Centrale Raad van Beroep, 02-05-2024, ECLI:NL:CRVB:2024:860, 23/174 BESLU
Centrale Raad van Beroep, 02-05-2024, ECLI:NL:CRVB:2024:860, 23/174 BESLU
Gegevens
- Instantie
- Centrale Raad van Beroep
- Datum uitspraak
- 2 mei 2024
- Datum publicatie
- 14 mei 2024
- Annotator
- ECLI
- ECLI:NL:CRVB:2024:860
- Zaaknummer
- 23/174 BESLU
Inhoudsindicatie
Afwijzing aanvraag om een A1-verklaring af te geven met betrekking tot de toepasselijke socialezekerheidswetgeving terecht. Terecht niet verzekerd geacht voor de wlz op de grond dat de Nederlandse wetgeving in de perioden in geding niet op appellant van toepassing was. Ten tijde van de aanvragen om de A1-verklaring en de Wlz-verklaring woonde appellant in België . In beginsel is het dan aan België om de toepasselijke wetgeving vast te stellen, ook voor een situatie in het verleden. België heeft als bevoegde lidstaat besluiten afgegeven waarin is vastgesteld dat over de periode van januari 2009 tot 28 augustus 2019 de Belgische wetgeving op appellant van toepassing is. Los van de vraag of artikel 5 van Vo 987/2009 van toepassing is, mocht de Svb vanuit het oogpunt van het Unierechtelijke beginsel van loyale samenwerking de besluiten van het Belgische orgaan RSVZ in beginsel als uitgangspunt nemen bij de bepaling of de Svb bevoegd was om een A1verklaring af te geven, en bij de beoordeling of er redenen waren om het besluit over de Wlzverzekering in te trekken. De Svb hoefde in dit geval niet meer onderzoek te doen.
Uitspraak
23/174 BESLU en 23/175 WLZ
Datum uitspraak: 2 mei 2024
Centrale Raad van Beroep
Meervoudige kamer
Uitspraak op het hoger beroep tegen de uitspraak van de rechtbank Amsterdam van 6 december 2022, 22/264 en 22/1933 (aangevallen uitspraak)
Partijen:
[appellant] te België (appellant)
de Raad van bestuur van de Sociale verzekeringsbank (Svb)
SAMENVATTING
Deze uitspraak gaat over de vraag of de Svb terecht heeft geweigerd een A1-verklaring af te geven met betrekking tot de toepasselijke socialezekerheidswetgeving en of appellant terecht niet verzekerd is geacht voor de Wlz, omdat de Nederlandse wetgeving in de perioden in geding niet op appellant van toepassing was. Ten tijde van de aanvragen om de A1-verklaring en de Wlz-verklaring woonde appellant in België . In beginsel is het dan aan België om de toepasselijke wetgeving vast te stellen, ook voor een situatie in het verleden. België heeft als bevoegde lidstaat besluiten afgegeven waarin is vastgesteld dat over de periode van januari 2009 tot 28 augustus 2019 de Belgische wetgeving op appellant van toepassing is. Los van de vraag of artikel 5 van Vo 987/2009 van toepassing is, mocht de Svb vanuit het oogpunt van het Unierechtelijke beginsel van loyale samenwerking de besluiten van het Belgische orgaan RSVZ in beginsel als uitgangspunt nemen bij de bepaling of de Svb bevoegd was om een A1verklaring af te geven, en bij de beoordeling of er redenen waren om het besluit over de Wlzverzekering in te trekken. De Svb hoefde in dit geval niet meer onderzoek te doen.
PROCESVERLOOP
Namens appellant heeft mr. R.M. Noorlander, advocaat, hoger beroep ingesteld.

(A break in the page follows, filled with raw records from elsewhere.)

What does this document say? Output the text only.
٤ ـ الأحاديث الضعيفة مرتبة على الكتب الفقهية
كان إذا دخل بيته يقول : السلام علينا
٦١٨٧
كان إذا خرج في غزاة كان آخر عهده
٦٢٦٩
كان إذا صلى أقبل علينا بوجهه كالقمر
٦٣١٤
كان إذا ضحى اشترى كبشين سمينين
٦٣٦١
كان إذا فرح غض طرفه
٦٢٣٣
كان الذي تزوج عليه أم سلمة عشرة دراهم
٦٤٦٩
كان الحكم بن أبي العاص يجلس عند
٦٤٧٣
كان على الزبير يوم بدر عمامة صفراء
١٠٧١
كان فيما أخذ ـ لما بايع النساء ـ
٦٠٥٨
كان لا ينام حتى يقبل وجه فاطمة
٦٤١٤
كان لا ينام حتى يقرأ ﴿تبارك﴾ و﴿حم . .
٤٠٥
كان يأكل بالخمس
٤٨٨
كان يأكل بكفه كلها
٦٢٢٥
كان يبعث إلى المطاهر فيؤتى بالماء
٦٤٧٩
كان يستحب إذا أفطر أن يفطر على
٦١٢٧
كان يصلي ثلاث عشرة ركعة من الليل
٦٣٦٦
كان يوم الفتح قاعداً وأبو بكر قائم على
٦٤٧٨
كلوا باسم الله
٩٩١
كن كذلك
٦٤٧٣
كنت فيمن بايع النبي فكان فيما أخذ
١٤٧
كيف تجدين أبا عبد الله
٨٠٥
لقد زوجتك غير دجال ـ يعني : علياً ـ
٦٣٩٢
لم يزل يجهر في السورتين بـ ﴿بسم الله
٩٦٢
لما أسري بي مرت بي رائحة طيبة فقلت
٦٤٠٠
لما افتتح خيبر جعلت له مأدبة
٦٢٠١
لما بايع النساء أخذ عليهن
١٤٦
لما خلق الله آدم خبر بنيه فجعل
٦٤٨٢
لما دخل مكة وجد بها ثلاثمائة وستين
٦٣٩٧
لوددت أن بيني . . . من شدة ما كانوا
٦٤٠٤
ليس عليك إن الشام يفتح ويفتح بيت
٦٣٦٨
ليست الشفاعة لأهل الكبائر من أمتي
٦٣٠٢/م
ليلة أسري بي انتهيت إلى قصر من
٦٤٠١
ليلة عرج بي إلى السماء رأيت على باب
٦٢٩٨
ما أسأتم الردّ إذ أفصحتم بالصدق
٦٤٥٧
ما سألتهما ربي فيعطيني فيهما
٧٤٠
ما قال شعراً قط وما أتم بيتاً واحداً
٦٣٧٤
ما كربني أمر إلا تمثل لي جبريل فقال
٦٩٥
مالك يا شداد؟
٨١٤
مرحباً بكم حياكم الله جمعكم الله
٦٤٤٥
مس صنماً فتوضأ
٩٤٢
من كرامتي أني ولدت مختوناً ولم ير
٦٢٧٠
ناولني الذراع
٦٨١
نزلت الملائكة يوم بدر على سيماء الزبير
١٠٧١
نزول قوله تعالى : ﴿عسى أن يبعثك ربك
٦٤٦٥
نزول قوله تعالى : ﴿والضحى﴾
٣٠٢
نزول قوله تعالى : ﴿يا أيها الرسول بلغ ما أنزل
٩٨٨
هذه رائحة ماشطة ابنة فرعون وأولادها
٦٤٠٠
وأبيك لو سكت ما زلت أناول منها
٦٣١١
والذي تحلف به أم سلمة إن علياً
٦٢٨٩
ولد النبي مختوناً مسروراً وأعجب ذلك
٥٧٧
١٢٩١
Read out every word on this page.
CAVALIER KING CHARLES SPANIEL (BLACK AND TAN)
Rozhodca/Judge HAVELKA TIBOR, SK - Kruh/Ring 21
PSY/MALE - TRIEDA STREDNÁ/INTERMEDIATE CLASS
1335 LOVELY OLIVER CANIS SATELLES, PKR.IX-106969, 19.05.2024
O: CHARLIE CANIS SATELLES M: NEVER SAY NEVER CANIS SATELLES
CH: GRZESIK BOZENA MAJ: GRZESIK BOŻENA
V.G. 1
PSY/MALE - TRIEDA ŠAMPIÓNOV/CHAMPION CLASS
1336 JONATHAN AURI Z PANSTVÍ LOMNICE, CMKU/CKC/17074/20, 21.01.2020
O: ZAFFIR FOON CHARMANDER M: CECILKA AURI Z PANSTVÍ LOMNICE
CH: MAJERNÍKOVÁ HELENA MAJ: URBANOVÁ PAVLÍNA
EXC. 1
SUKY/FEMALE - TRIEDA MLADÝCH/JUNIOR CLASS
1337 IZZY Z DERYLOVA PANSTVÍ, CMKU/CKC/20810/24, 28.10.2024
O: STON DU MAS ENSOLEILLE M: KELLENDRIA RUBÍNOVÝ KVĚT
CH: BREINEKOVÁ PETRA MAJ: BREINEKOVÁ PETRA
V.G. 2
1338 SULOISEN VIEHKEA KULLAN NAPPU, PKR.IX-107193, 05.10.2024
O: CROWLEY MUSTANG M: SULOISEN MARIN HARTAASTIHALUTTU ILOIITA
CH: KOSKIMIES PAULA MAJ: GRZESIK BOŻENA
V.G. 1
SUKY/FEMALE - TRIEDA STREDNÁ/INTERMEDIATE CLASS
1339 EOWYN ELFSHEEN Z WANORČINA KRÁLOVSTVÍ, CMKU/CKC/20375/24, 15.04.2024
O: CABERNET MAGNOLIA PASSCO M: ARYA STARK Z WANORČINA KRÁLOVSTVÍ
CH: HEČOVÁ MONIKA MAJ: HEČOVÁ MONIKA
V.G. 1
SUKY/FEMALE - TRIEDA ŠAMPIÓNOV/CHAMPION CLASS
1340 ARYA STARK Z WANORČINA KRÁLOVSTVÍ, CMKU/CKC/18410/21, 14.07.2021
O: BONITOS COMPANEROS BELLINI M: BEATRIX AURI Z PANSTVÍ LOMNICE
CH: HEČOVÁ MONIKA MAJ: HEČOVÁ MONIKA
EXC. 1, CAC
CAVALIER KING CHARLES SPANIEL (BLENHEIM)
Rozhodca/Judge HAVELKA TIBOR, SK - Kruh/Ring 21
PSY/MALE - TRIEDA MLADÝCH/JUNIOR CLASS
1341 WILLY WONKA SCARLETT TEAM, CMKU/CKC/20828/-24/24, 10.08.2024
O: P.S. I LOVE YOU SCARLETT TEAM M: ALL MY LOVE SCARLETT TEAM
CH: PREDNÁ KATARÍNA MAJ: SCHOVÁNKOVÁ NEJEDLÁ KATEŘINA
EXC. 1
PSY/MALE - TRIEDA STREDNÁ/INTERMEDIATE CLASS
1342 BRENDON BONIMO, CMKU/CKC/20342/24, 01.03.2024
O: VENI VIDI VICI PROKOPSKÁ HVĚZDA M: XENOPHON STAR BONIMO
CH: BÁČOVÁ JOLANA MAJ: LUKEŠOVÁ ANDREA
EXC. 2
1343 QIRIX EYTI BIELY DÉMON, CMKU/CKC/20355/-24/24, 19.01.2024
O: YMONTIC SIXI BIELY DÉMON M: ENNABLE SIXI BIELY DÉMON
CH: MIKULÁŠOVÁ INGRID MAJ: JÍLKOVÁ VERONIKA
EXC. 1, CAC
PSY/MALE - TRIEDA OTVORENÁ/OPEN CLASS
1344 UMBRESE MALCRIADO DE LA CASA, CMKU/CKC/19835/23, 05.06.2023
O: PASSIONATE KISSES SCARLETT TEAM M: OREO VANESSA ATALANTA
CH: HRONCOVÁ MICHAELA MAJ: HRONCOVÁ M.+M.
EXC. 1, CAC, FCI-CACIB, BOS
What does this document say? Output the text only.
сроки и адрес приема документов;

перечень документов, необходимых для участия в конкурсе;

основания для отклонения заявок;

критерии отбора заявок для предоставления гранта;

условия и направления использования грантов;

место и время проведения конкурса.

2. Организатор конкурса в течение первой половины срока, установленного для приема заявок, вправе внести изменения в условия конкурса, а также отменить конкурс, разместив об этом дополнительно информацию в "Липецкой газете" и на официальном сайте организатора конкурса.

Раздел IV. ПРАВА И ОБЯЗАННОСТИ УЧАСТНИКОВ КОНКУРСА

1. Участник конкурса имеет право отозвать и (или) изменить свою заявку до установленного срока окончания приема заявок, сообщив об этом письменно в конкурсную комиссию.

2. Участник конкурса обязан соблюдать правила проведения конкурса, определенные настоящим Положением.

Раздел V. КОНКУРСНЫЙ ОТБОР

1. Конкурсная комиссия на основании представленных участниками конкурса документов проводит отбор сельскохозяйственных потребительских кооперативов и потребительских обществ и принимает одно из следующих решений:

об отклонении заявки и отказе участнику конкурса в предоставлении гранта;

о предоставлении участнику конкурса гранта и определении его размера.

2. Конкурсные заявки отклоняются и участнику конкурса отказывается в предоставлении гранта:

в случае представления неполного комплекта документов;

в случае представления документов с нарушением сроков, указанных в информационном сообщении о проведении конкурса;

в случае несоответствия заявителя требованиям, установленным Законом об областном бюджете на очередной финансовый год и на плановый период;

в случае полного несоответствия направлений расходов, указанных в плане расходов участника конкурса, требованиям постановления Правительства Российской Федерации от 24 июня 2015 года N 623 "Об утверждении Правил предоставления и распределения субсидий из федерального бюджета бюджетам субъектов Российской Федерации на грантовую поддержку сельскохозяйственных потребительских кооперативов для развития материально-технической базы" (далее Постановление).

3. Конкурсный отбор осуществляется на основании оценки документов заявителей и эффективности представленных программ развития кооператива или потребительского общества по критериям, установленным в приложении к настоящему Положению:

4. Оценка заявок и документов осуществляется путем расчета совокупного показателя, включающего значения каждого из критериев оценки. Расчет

De Svb heeft een verweerschrift ingediend.
Appellant heeft nadere stukken aan de Raad toegestuurd.
Het onderzoek ter zitting heeft plaatsgevonden op 21 maart 2024. Appellant is verschenen, bijgestaan door mr. Noorlander. De Svb heeft zich laten vertegenwoordigen door mr. A. van der Weerd en mr. J.G. Starreveld.
OVERWEGINGEN
Inleiding
1. De Raad gaat uit van de volgende feiten en omstandigheden.
In de periode tussen 1 januari 2011 en 29 maart 2017 stond appellant ingeschreven in het bevolkingsregister van Nederland met een adres in [plaatsnaam 1] en in het bevolkingsregister van België met een adres in, laatstelijk, [plaatsnaam 2] . Een groot deel van die periode had appellant alleen ondernemingen die gevestigd waren in België . Naar eigen zeggen voerde appellant zijn werkzaamheden voor die ondernemingen uit in verschillende landen binnen en buiten de Europese Unie, waaronder in België en Nederland. Medio 2016 heeft appellant een onderneming in Nederland gevestigd. Zijn Belgische ondernemingen waren toen opgeheven. Vanaf 29 maart 2017 staat appellant alleen nog in het Belgische bevolkingsregister ingeschreven en is onbetwist dat hij in België woont. Appellant heeft verschillende aanvragen gedaan waarin hij de Svb vraagt om te bepalen dat op hem de Nederlandse socialezekerheidswetgeving van toepassing is.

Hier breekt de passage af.